How to reimplant a tooth

  • Find the tooth and pick it up by the crown (enamel-covered top part of tooth) and avoid touching the root (part of tooth that is usually covered by gums).

  • If the tooth is dirty, wash it for 5 to 10 seconds under cold running water.

  • If the child is cooperative, either the child or guardian can reimplant the tooth by gently placing it back into the socket.

  • Contact your child’s dentist or go to the nearest emergency room.*

However, there are situations when reimplantation should not be attempted. Reimplantation is not recommended if the:

  • Affected tooth has a severe amount of tooth decay

  • Child is not cooperative

  • Child has a severe medical condition such as an immune system disorder or heart condition

In situations where reimplantation is not possible or not recommended, transport the tooth in a storage medium.

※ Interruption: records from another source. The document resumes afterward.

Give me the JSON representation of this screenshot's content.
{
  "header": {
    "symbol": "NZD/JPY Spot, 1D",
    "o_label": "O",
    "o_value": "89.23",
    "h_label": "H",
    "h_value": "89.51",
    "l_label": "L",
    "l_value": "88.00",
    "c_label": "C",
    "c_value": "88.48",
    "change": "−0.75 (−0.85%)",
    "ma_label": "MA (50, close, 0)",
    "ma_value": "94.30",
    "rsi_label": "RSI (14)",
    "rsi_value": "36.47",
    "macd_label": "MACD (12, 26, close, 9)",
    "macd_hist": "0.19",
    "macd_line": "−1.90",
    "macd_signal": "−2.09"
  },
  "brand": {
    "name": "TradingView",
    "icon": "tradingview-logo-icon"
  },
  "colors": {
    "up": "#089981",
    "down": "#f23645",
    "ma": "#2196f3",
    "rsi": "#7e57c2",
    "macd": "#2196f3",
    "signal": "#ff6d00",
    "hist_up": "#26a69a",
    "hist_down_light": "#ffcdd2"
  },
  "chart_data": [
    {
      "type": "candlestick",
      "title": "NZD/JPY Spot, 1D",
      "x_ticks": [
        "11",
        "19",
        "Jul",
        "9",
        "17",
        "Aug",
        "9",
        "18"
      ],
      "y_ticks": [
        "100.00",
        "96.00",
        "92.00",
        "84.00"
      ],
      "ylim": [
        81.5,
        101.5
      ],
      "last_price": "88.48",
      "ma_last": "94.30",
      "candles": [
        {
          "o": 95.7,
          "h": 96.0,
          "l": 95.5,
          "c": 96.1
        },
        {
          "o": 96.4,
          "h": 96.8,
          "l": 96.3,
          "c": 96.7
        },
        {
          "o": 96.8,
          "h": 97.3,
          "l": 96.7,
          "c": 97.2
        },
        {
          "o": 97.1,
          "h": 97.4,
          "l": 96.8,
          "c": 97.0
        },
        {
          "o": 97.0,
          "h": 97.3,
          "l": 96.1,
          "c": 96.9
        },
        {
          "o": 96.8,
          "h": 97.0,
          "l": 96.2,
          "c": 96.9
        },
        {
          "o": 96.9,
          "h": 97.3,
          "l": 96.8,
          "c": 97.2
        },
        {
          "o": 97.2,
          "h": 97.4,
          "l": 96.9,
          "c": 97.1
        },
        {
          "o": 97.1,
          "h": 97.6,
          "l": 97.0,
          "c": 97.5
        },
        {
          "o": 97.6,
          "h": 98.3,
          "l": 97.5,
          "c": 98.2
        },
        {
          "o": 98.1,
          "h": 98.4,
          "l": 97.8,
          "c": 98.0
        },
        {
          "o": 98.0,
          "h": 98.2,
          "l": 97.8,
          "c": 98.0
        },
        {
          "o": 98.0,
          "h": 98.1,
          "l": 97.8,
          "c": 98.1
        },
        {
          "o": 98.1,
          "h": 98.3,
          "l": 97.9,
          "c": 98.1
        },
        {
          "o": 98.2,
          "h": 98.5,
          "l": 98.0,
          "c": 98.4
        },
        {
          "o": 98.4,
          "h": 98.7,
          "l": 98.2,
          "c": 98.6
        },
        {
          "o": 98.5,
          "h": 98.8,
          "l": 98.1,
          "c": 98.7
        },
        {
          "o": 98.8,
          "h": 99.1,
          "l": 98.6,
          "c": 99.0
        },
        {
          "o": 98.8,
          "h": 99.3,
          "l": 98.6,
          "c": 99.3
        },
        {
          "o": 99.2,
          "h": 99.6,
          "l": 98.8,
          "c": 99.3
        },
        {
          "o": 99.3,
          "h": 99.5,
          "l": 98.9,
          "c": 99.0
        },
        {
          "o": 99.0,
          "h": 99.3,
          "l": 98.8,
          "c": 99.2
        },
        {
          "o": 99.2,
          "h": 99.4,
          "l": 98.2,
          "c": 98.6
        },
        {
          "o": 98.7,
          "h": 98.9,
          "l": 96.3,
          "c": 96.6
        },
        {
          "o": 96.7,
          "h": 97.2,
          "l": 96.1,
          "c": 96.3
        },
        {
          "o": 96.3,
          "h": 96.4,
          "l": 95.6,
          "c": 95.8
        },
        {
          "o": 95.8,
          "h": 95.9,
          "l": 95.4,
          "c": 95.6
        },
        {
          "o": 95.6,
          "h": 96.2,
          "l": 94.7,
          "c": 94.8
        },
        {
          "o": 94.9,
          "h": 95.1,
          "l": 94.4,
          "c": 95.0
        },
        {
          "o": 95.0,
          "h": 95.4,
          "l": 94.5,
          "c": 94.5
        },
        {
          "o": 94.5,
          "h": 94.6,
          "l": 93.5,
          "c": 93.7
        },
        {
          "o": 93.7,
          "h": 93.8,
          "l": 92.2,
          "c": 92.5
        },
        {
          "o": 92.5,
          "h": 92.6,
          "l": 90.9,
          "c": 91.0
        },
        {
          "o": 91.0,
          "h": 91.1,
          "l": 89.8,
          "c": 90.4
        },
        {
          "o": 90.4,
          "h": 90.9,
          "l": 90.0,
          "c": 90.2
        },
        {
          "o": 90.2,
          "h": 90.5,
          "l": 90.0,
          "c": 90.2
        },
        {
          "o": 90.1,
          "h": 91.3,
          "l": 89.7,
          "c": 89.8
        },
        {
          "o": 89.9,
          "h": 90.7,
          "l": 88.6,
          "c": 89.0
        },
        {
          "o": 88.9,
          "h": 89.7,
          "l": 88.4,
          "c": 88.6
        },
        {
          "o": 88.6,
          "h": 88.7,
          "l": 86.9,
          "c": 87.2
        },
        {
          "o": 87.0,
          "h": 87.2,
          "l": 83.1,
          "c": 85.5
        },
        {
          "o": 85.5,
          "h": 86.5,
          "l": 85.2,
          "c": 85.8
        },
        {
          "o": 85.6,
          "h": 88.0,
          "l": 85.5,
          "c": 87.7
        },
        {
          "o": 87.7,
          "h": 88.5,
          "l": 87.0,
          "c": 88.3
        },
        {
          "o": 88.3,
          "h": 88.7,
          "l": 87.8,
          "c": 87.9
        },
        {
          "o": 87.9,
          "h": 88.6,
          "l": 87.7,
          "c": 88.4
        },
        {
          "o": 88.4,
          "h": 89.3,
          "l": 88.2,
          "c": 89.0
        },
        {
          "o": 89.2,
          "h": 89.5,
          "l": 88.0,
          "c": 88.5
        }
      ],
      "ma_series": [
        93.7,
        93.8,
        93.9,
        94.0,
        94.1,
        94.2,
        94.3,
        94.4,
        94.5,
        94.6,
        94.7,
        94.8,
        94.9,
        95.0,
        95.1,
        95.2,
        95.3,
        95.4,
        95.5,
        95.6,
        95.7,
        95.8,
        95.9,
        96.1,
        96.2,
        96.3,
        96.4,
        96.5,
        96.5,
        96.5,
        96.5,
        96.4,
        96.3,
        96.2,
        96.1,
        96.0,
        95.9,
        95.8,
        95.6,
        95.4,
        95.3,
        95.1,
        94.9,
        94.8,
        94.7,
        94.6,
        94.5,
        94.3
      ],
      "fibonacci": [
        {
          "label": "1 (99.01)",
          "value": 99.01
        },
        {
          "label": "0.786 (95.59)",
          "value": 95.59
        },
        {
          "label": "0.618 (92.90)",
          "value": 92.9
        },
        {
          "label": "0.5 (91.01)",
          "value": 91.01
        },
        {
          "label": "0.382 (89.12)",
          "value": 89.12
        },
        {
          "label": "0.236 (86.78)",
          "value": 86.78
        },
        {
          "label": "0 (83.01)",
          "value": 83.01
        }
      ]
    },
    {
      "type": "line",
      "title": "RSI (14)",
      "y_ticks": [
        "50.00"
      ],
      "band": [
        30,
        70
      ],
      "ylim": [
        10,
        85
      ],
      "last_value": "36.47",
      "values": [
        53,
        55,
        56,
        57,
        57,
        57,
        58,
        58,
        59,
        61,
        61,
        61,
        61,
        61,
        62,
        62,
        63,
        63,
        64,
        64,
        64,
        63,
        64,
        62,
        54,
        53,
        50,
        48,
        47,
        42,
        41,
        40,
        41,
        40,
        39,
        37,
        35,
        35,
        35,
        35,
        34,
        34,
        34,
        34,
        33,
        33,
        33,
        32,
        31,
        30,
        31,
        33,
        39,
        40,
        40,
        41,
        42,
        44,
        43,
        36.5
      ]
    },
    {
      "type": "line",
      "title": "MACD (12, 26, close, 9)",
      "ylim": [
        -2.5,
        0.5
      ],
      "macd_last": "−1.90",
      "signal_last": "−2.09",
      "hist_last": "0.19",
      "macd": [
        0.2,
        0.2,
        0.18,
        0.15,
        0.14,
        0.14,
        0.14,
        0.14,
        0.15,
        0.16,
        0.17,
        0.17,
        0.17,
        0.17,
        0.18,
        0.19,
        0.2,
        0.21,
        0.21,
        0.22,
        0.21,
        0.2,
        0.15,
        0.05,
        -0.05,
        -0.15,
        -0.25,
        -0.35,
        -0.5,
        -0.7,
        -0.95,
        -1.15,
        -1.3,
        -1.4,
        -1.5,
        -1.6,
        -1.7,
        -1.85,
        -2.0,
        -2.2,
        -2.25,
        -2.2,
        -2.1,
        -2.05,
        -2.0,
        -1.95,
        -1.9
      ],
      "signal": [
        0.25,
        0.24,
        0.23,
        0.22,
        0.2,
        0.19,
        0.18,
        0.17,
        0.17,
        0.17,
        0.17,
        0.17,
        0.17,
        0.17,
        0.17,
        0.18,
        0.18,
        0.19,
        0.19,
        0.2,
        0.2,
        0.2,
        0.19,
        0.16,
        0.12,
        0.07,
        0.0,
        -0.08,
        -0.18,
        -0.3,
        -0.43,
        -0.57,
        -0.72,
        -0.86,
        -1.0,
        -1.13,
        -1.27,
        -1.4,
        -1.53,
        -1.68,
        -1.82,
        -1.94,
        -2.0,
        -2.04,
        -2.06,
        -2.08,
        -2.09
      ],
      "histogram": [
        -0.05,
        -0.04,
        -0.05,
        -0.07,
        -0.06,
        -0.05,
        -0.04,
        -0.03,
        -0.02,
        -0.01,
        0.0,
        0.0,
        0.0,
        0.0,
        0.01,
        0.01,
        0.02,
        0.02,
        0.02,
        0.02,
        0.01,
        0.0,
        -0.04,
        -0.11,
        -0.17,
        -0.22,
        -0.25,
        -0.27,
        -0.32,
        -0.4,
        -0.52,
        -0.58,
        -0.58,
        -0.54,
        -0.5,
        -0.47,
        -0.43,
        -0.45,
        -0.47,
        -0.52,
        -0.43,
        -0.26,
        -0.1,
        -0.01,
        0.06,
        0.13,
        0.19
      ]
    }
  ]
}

How to transport a tooth in a storage medium

  • If you are unable to reimplant the tooth, place the tooth into milk or another suitable storage medium such as saliva, isotonic saline or a tooth preservation kit. Do NOT store the tooth in water.

  • The tooth can also be transported in the child’s mouth if the child is alert and conscious and able to keep the tooth inside his or her lip or cheek.

  • If the child is very young, he or she could swallow the tooth so in this case it is advisable to have the child spit into a container and place the tooth in it.

  • Contact your child’s dentist or go to the nearest emergency room.*

Pediatric dentists are trained to manage pediatric dental trauma and are experienced in working with young patients in an emergency situation. CHoR’s pediatric dentistry team covers all dental needs, from checkups and cleanings to dental surgery. Take a virtual tour of CHoR’s Brook Road Campus dental clinic.

*If dental trauma occurs during dental office business hours and the child does not show any signs of dizziness or nausea, call the child’s dentist for an emergency visit. If dental trauma occurs after hours, call the nearest emergency room to discuss the accident and the child’s current condition. If the child shows any signs of dizziness and/or nausea, take them to the nearest emergency room.